7 . The device of claim 6 , wherein the patches are configured to receive as the biological material single stranded DNA and the thermoelements are configured to control the temperature of the single stranded DNA for polymorphism conformation.
8 . The device of claim 6 , wherein the thermoelectric elements are configured to at least one of heat and cool DNA double-helix material to form single-stranded DNA material.
9 . The device of claim 6 , wherein the thermoelectric elements are configured to provide localized thermo-genetic switches to switch at least one of DNA chemistry, DNA-RNA chemistry, protein synthesis, cross conversion dominant genes to recessive genes, and production of antibodies.
10 . The device of claim 6 , wherein the patches are configured to receive as the DNA material single stranded DNA and the thermoelements are configured to control the temperature of the single stranded DNA for polymorphism conformation.
11 . The device of claim 6 , wherein the thermoelectric elements are configured to have a thermal response time less than 1.0 ms.
12 . The device of claim 11 , wherein the thermoelectric elements are configured to heat shock biological material including at least one of DNA material, proteins, and protein-related DNA.
13 - 18 . (canceled)
19 . A thermoelectric cooling and heating device comprising:
a substrate; a plurality of thermoelectric elements arranged on one side of the substrate and configured to perform at least one of selective heating and cooling, each thermoelectric element including, a thermoelectric material, a Peltier contact contacting the thermoelectric material and configured to form under electrical current flow at least one of a heated junction and a cooled junction, and electrodes configured to provide current through the thermoelectric material and the Peltier contact; and a microsurgical tool thermally contacting the thermoelectric elements and configured to control the temperature of bio-tissues in contact with the microsurgical tool.

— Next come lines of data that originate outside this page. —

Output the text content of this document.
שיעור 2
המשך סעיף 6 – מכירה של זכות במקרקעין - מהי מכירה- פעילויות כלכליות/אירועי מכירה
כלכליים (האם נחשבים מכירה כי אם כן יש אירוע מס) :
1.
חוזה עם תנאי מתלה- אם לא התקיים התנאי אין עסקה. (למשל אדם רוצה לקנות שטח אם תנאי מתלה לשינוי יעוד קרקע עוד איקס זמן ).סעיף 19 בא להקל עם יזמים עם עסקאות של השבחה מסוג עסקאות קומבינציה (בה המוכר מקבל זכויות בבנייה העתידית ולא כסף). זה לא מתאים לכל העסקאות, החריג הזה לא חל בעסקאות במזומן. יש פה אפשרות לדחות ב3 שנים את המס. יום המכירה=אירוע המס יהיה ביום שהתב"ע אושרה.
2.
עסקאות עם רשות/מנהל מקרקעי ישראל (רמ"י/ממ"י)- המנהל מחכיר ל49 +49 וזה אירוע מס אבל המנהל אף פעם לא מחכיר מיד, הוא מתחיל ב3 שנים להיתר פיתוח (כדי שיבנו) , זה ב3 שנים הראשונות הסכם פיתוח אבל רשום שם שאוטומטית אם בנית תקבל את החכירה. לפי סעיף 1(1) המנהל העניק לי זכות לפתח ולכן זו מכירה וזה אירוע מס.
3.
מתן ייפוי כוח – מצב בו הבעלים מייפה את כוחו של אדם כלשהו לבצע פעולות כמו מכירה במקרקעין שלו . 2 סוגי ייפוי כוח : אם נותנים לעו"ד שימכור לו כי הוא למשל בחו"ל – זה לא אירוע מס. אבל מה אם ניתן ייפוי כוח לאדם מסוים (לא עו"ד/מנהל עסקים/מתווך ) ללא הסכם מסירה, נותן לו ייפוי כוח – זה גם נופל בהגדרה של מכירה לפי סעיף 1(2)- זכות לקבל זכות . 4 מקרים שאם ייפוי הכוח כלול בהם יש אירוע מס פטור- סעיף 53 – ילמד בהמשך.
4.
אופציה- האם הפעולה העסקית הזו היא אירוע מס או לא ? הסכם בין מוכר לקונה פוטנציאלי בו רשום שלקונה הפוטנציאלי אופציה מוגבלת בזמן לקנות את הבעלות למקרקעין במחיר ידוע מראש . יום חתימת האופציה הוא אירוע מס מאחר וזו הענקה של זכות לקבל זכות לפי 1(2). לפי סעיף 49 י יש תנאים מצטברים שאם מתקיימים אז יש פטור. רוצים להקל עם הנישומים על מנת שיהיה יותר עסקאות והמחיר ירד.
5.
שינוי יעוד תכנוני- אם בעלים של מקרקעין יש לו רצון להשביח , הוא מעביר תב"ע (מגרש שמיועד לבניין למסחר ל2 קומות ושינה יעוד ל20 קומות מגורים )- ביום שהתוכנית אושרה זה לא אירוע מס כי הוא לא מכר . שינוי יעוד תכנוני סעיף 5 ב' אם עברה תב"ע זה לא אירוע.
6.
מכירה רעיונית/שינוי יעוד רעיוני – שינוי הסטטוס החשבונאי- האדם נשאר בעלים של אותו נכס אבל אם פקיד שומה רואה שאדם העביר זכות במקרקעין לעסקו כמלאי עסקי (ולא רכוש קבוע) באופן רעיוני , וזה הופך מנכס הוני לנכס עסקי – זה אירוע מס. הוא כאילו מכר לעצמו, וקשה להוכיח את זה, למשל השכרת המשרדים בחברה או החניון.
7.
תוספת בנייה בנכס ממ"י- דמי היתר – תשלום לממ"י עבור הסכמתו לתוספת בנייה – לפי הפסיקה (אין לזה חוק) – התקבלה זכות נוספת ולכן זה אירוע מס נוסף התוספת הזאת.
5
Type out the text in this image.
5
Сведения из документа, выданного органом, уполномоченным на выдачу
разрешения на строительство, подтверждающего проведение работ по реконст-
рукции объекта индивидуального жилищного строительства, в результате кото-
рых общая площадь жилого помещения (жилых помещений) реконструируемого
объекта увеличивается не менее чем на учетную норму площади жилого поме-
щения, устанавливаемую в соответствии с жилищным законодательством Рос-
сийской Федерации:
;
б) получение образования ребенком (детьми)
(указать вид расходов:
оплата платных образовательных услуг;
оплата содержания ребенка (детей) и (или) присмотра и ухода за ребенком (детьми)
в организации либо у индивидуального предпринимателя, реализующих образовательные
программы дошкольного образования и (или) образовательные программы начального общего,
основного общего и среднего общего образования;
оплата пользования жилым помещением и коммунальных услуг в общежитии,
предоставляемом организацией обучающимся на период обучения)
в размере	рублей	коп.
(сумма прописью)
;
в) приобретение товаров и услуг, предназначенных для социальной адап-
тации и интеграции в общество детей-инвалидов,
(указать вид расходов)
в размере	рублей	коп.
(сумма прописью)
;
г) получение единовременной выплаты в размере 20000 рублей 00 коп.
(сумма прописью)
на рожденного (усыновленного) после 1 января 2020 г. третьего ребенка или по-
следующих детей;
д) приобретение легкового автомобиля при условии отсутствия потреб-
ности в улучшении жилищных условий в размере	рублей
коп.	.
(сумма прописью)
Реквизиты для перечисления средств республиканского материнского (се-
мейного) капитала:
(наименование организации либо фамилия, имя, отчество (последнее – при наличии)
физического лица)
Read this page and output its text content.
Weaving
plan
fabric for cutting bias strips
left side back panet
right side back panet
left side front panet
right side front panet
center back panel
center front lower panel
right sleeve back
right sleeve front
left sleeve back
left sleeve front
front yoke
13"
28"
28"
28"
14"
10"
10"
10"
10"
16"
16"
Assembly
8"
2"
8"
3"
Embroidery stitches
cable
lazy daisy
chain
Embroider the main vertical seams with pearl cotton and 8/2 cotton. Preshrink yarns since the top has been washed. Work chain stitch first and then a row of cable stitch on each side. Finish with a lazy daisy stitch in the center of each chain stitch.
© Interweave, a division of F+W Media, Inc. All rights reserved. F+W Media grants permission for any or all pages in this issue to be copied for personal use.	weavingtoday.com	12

20 . A thermoelectric cooling and heating device comprising:
a substrate; a plurality of thermoelectric elements arranged on one side of the substrate and configured to perform at least one of selective heating and cooling, each thermoelectric element including, a thermoelectric material, a Peltier contact contacting the thermoelectric material and configured to form under electrical current flow at least one of a heated junction and a cooled junction, and electrodes configured to provide current through the thermoelectric material and the Peltier contact; and a thermo-optic phase shifter in thermal contact with the plurality of thermoelectric elements and configured to vary an index of refraction of an optical medium via temperature variations.
21 . The device of claim 20 , wherein the thermoelectric elements are configured to heat the thermo-optic phase shifter.
22 . The device of claim 20 , wherein the thermoelectric elements are configured to cool the thermo-optic phase shifter.
23 . (canceled)
24 . The device of claim 23 , wherein the thermoelectric elements are configured to have a thermal response time less than 1.0 ms.
25 - 32 . (canceled)
33 . A thermoelectric cooling and heating device comprising:
a substrate; a plurality of thermoelectric elements arranged on one side of the substrate and configured to perform at least one of selective heating and cooling, each thermoelectric element including, a thermoelectric material, a Peltier contact contacting the thermoelectric material and configured to form under electrical current flow at least one of a heated junction and a cooled junction, and electrodes configured to provide current through the thermoelectric material and the Peltier contact; and an integrated module including at least one electronic component in thermal contact with the plurality of thermoelectric elements and configured to control a temperature of the at least one electronic component of the integrated module.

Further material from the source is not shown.